This excerpt taken from the VRSN 10-K filed Mar 13, 2006.
Accounting for Stock-Based Incentive Programs
Through December 31, 2005, we measured compensation expense for our stock-based incentive programs using the intrinsic value method prescribed by Accounting Principles Board (APB) Opinion No. 25, Accounting for Stock Issued to Employees. Under this method, we did not record compensation expense when
stock options were granted to eligible participants as long as the exercise price was not less than the fair market value of the stock when the option was granted. We also did not record compensation expense for shares purchased in connection with our Employee Stock Purchase Plan as long as the purchase price of the stock was not less than 85% of the lower of the fair market value of the stock at the beginning of each offering period or at the end of each purchase period. In accordance with SFAS 123, Accounting for Stock-Based Compensation, and SFAS 148, Accounting for Stock-Based CompensationTransition and Disclosure, we disclosed our pro forma net income (loss) and net income (loss) per share as if the fair value-based method had been applied in measuring compensation expense for our stock-based incentive programs.

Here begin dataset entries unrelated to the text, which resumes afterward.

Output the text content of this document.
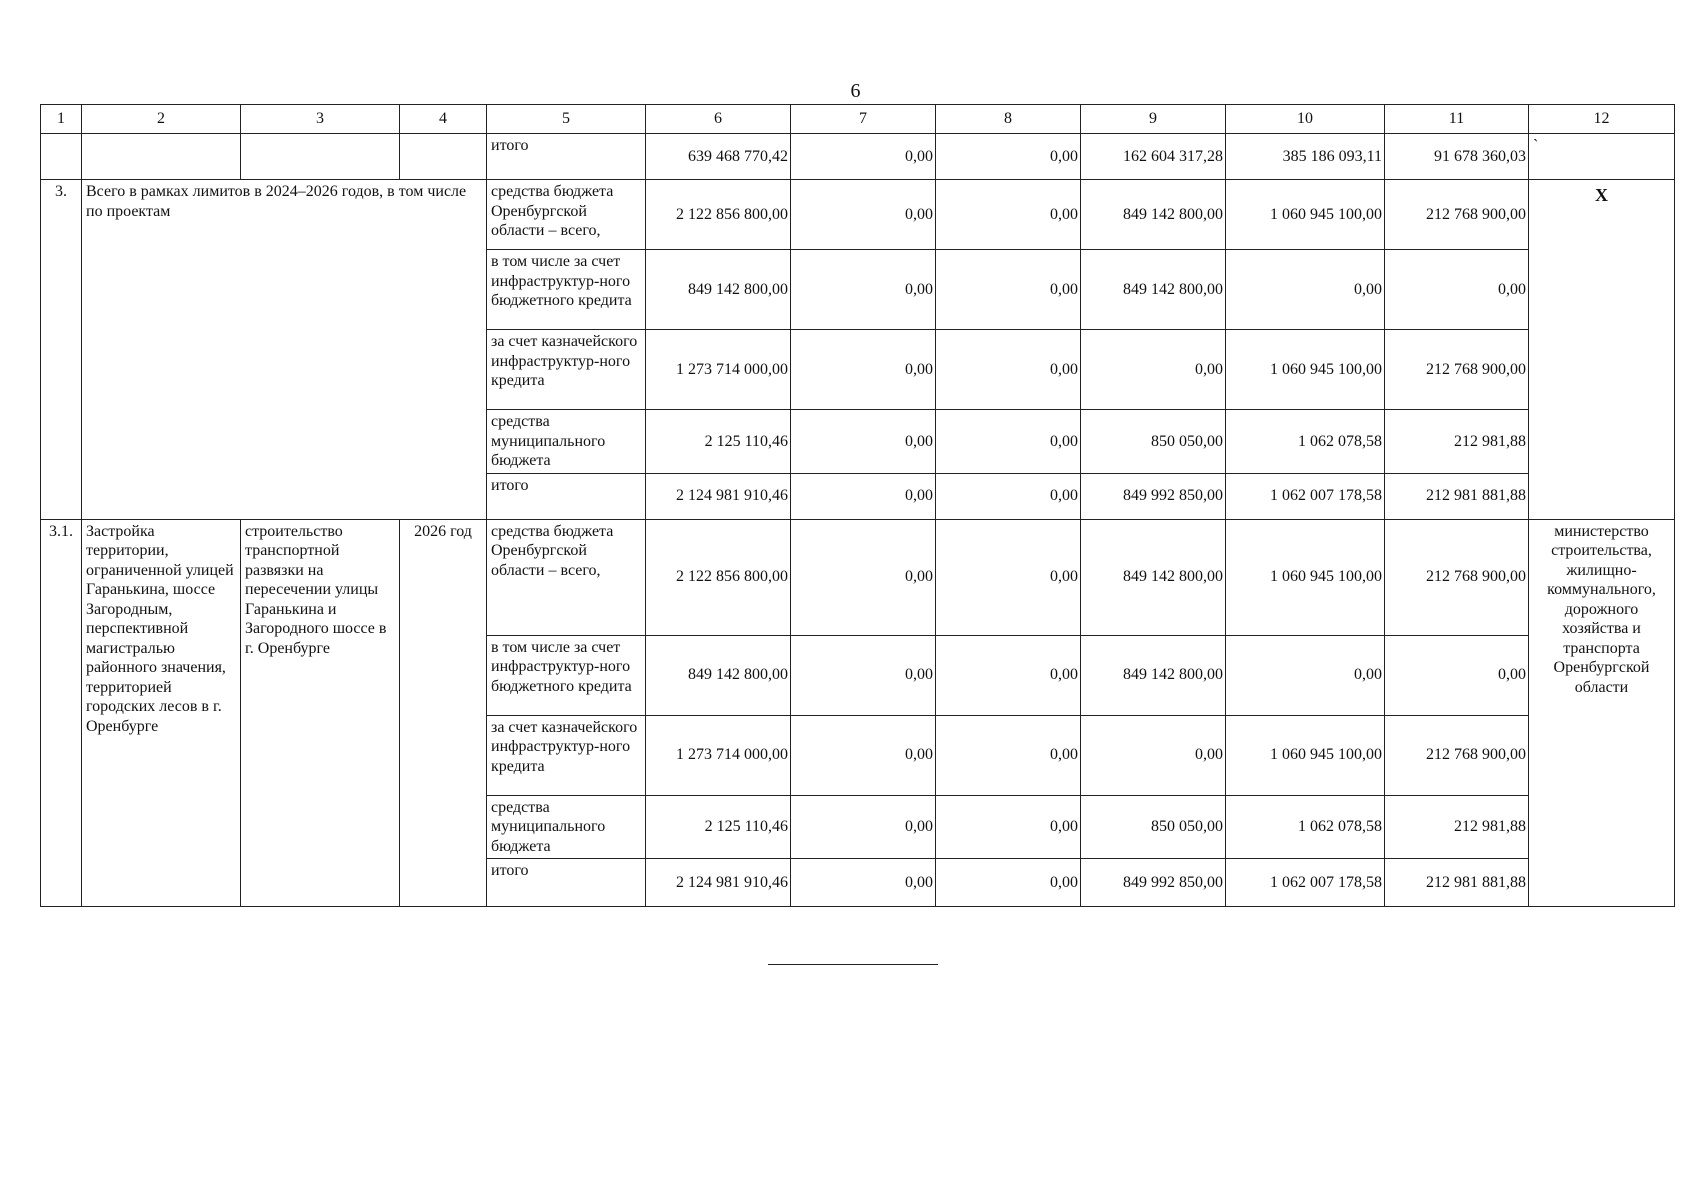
6
1	2	3	4	5	6	7	8	9	10	11	12
				итого	639 468 770,42	0,00	0,00	162 604 317,28	385 186 093,11	91 678 360,03	`
3.	Всего в рамках лимитов в 2024–2026 годов, в том числе по проектам			средства бюджета Оренбургской области – всего,	2 122 856 800,00	0,00	0,00	849 142 800,00	1 060 945 100,00	212 768 900,00	Х

				в том числе за счет инфраструктур-ного бюджетного кредита	849 142 800,00	0,00	0,00	849 142 800,00	0,00	0,00	
				за счет казначейского инфраструктур-ного кредита	1 273 714 000,00	0,00	0,00	0,00	1 060 945 100,00	212 768 900,00	
				средства муниципального бюджета	2 125 110,46	0,00	0,00	850 050,00	1 062 078,58	212 981,88	
				итого	2 124 981 910,46	0,00	0,00	849 992 850,00	1 062 007 178,58	212 981 881,88	
3.1.	Застройка территории, ограниченной улицей Гаранькина, шоссе Загородным, перспективной магистралью районного значения, территорией городских лесов в г. Оренбурге	строительство транспортной развязки на пересечении улицы Гаранькина и Загородного шоссе в г. Оренбурге	2026 год	средства бюджета Оренбургской области – всего,	2 122 856 800,00	0,00	0,00	849 142 800,00	1 060 945 100,00	212 768 900,00	министерство строительства, жилищно-коммунального, дорожного хозяйства и транспорта Оренбургской области
				в том числе за счет инфраструктур-ного бюджетного кредита	849 142 800,00	0,00	0,00	849 142 800,00	0,00	0,00	
				за счет казначейского инфраструктур-ного кредита	1 273 714 000,00	0,00	0,00	0,00	1 060 945 100,00	212 768 900,00	
				средства муниципального бюджета	2 125 110,46	0,00	0,00	850 050,00	1 062 078,58	212 981,88	
				итого	2 124 981 910,46	0,00	0,00	849 992 850,00	1 062 007 178,58	212 981 881,88	
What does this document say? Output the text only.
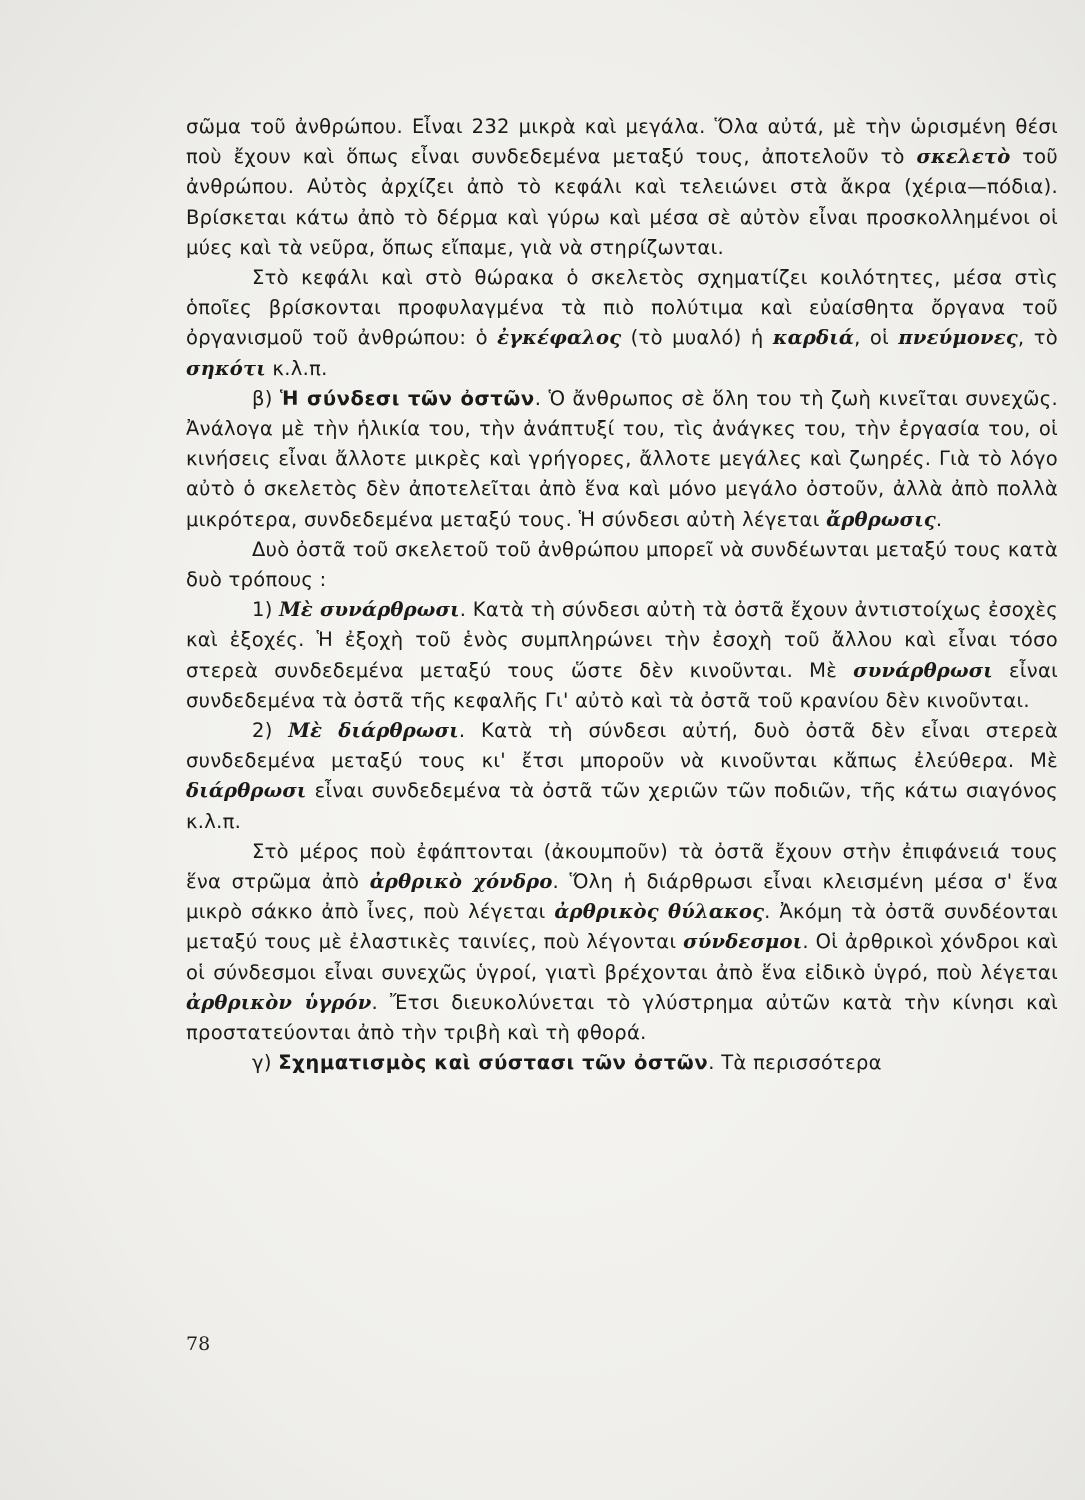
σῶμα τοῦ ἀνθρώπου. Εἶναι 232 μικρὰ καὶ μεγάλα. Ὅλα αὐτά, μὲ τὴν ὡρισμένη θέσι ποὺ ἔχουν καὶ ὅπως εἶναι συνδεδεμένα μεταξύ τους, ἀποτελοῦν τὸ σκελετὸ τοῦ ἀνθρώπου. Αὐτὸς ἀρχίζει ἀπὸ τὸ κεφάλι καὶ τελειώνει στὰ ἄκρα (χέρια—πόδια). Βρίσκεται κάτω ἀπὸ τὸ δέρμα καὶ γύρω καὶ μέσα σὲ αὐτὸν εἶναι προσκολλημένοι οἱ μύες καὶ τὰ νεῦρα, ὅπως εἴπαμε, γιὰ νὰ στηρίζωνται.

Στὸ κεφάλι καὶ στὸ θώρακα ὁ σκελετὸς σχηματίζει κοιλότητες, μέσα στὶς ὁποῖες βρίσκονται προφυλαγμένα τὰ πιὸ πολύτιμα καὶ εὐαίσθητα ὄργανα τοῦ ὀργανισμοῦ τοῦ ἀνθρώπου: ὁ ἐγκέφαλος (τὸ μυαλό) ἡ καρδιά, οἱ πνεύμονες, τὸ σηκότι κ.λ.π.

β) Ἡ σύνδεσι τῶν ὀστῶν. Ὁ ἄνθρωπος σὲ ὅλη του τὴ ζωὴ κινεῖται συνεχῶς. Ἀνάλογα μὲ τὴν ἡλικία του, τὴν ἀνάπτυξί του, τὶς ἀνάγκες του, τὴν ἐργασία του, οἱ κινήσεις εἶναι ἄλλοτε μικρὲς καὶ γρήγορες, ἄλλοτε μεγάλες καὶ ζωηρές. Γιὰ τὸ λόγο αὐτὸ ὁ σκελετὸς δὲν ἀποτελεῖται ἀπὸ ἕνα καὶ μόνο μεγάλο ὀστοῦν, ἀλλὰ ἀπὸ πολλὰ μικρότερα, συνδεδεμένα μεταξύ τους. Ἡ σύνδεσι αὐτὴ λέγεται ἄρθρωσις.

Δυὸ ὀστᾶ τοῦ σκελετοῦ τοῦ ἀνθρώπου μπορεῖ νὰ συνδέωνται μεταξύ τους κατὰ δυὸ τρόπους :

1) Μὲ συνάρθρωσι. Κατὰ τὴ σύνδεσι αὐτὴ τὰ ὀστᾶ ἔχουν ἀντιστοίχως ἐσοχὲς καὶ ἐξοχές. Ἡ ἐξοχὴ τοῦ ἑνὸς συμπληρώνει τὴν ἐσοχὴ τοῦ ἄλλου καὶ εἶναι τόσο στερεὰ συνδεδεμένα μεταξύ τους ὥστε δὲν κινοῦνται. Μὲ συνάρθρωσι εἶναι συνδεδεμένα τὰ ὀστᾶ τῆς κεφαλῆς Γι' αὐτὸ καὶ τὰ ὀστᾶ τοῦ κρανίου δὲν κινοῦνται.

2) Μὲ διάρθρωσι. Κατὰ τὴ σύνδεσι αὐτή, δυὸ ὀστᾶ δὲν εἶναι στερεὰ συνδεδεμένα μεταξύ τους κι' ἔτσι μποροῦν νὰ κινοῦνται κἄπως ἐλεύθερα. Μὲ διάρθρωσι εἶναι συνδεδεμένα τὰ ὀστᾶ τῶν χεριῶν τῶν ποδιῶν, τῆς κάτω σιαγόνος κ.λ.π.

Στὸ μέρος ποὺ ἐφάπτονται (ἀκουμποῦν) τὰ ὀστᾶ ἔχουν στὴν ἐπιφάνειά τους ἕνα στρῶμα ἀπὸ ἀρθρικὸ χόνδρο. Ὅλη ἡ διάρθρωσι εἶναι κλεισμένη μέσα σ' ἕνα μικρὸ σάκκο ἀπὸ ἶνες, ποὺ λέγεται ἀρθρικὸς θύλακος. Ἀκόμη τὰ ὀστᾶ συνδέονται μεταξύ τους μὲ ἐλαστικὲς ταινίες, ποὺ λέγονται σύνδεσμοι. Οἱ ἀρθρικοὶ χόνδροι καὶ οἱ σύνδεσμοι εἶναι συνεχῶς ὑγροί, γιατὶ βρέχονται ἀπὸ ἕνα εἰδικὸ ὑγρό, ποὺ λέγεται ἀρθρικὸν ὑγρόν. Ἔτσι διευκολύνεται τὸ γλύστρημα αὐτῶν κατὰ τὴν κίνησι καὶ προστατεύονται ἀπὸ τὴν τριβὴ καὶ τὴ φθορά.

γ) Σχηματισμὸς καὶ σύστασι τῶν ὀστῶν. Τὰ περισσότερα

78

To determine the pro forma impact of applying SFAS 123, we estimated the fair value of our options using the Black Scholes option valuation model. This model was developed for use in estimating the fair value of traded options that have no vesting restrictions and are fully transferable. This model also requires the input of highly subjective assumptions including the expected volatility of our common stock price. The assumptions we used for the valuation model are set forth in Note 1 of Notes to Consolidated Financial Statements. In the future, we may elect to use different assumptions under the Black Scholes valuation model or a different valuation model, which could result in a significantly different impact on our net income or loss.
In December 2004, the FASB issued SFAS No. 123R, (SFAS 123R), Share-Based Payment, which requires the measurement of all employee share-based payments to employees, including grants of employee stock options, using a fair-value-based method and the recording of such expense in their consolidated statements of operations. The accounting provisions of SFAS 123R are effective for fiscal years beginning after June 15, 2005. We are required to adopt SFAS 123R in the first quarter of 2006 and will recognize stock-based compensation expense using the modified prospective method. The pro forma disclosures previously permitted under SFAS 123 no longer will be an alternative to financial statement recognition. Although we have not yet determined whether the adoption of SFAS 123R will result in amounts that are similar to the current pro forma disclosures under SFAS 123, we are evaluating the requirements under SFAS 123R and expect the adoption to have a significant adverse impact on our consolidated statements of operations and net income per share.